L'auto elettrica non ingrana
Calo delle immatricolazioni in Cina, la frenata di Nio e la rinuncia di Dyson
L’auto elettrica ha la batteria scarica? L’ultimo allarme arriva dalla Cina, che pure aveva adottato con entusiasmo la sfida anticipando la concorrenza. Ma la passione per l’elettrico, favorita dai generosi incentivi di Pechino (3,1 miliardi di dollari nel solo 2017) non ha retto di fronte ai tagli di bilancio, combinata con l’aria di crisi che affligge, per la prima volta, il più importante mercato mondiale per le quattro ruote: meno 34,2 per cento a settembre rispetto alle vendite di un anno fa, un tracollo che rischia di mettere a rischio, tra l’altro, il futuro di Nio già considerata la risposta cinese a Tesla, costretta ad attingere a nuovi fondi dall’azionista Tencent e a licenziare un quinto dei dipendenti. Ma i problemi non si fermano qui. I pionieri del sistema si stanno rendendo conto che, nonostante la relativa semplicità del motore, l’auto ai tempi dell’elettrico resta un’impresa assai difficile e complicata.
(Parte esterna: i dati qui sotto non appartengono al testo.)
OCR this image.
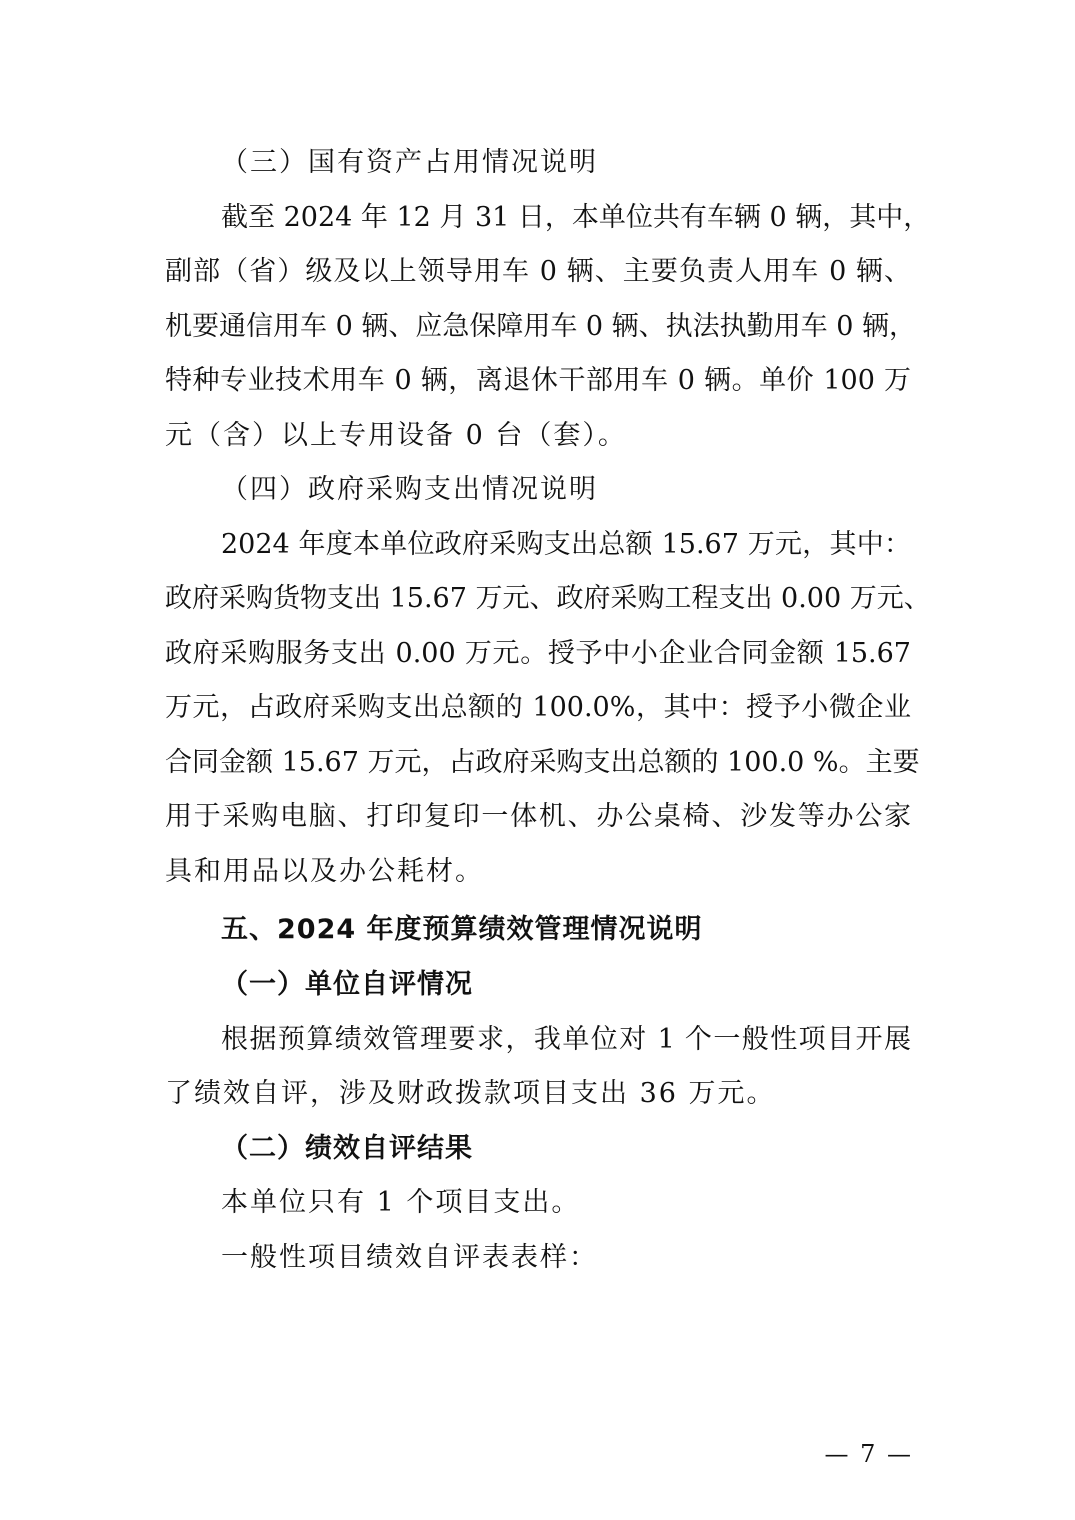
（三）国有资产占用情况说明
截至 2024 年 12 月 31 日，本单位共有车辆 0 辆，其中，
副部（省）级及以上领导用车 0 辆、主要负责人用车 0 辆、
机要通信用车 0 辆、应急保障用车 0 辆、执法执勤用车 0 辆，
特种专业技术用车 0 辆，离退休干部用车 0 辆。单价 100 万
元（含）以上专用设备 0 台（套）。
（四）政府采购支出情况说明
2024 年度本单位政府采购支出总额 15.67 万元，其中：
政府采购货物支出 15.67 万元、政府采购工程支出 0.00 万元、
政府采购服务支出 0.00 万元。授予中小企业合同金额 15.67
万元，占政府采购支出总额的 100.0%，其中：授予小微企业
合同金额 15.67 万元，占政府采购支出总额的 100.0 %。主要
用于采购电脑、打印复印一体机、办公桌椅、沙发等办公家
具和用品以及办公耗材。
五、2024 年度预算绩效管理情况说明
（一）单位自评情况
根据预算绩效管理要求，我单位对 1 个一般性项目开展
了绩效自评，涉及财政拨款项目支出 36 万元。
（二）绩效自评结果
本单位只有 1 个项目支出。
一般性项目绩效自评表表样：
— 7 —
Dopo le disavventure di Apple, che si è ritirata dall’auto a batteria, nei giorni scorsi ad alzare bandiera bianca è stato nientemeno che James Dyson, l’inventore che ha fatto fortuna con gli aspirapolvere e che ha rinunciato dopo avere stanziato 2,2 miliardi di euro per costruire un’auto rivoluzionaria e aver assunto 500 ingegneri tra cui Roland Krueger di Bmw. Insomma, il futuro è meno facile del previsto. Anche perché, nonostante la crescente sensibilità ambientale, le tendenze del pubblico vanno per ora in un’altra direzione, come fa notare sul Financial Times Nick Butler del King’s College: a fine 2018 circolavano nel mondo 5,1 milioni di veicoli elettrici con una crescita di 2 milioni di pezzi in un anno. Nel 2030, secondo le proiezioni dell’Agenzia internazionale dell’energia, la cifra salirà a 23 milioni in un anno, per uno stock complessivo di 13 milioni di pezzi. Cifre importanti ma pari solo a un decimo del parco vetture totale sempre più popolato di ruggenti Suv ad alto consumo che, nel 2019, rappresentano il 45 per cento delle vendite negli Stati Uniti, il 34 in Europa e anche il 42 in Cina. L’auto “verde”, insomma, è una bella cosa. Ma la strada che resta da percorrere è ancora lunga e in salita ripida.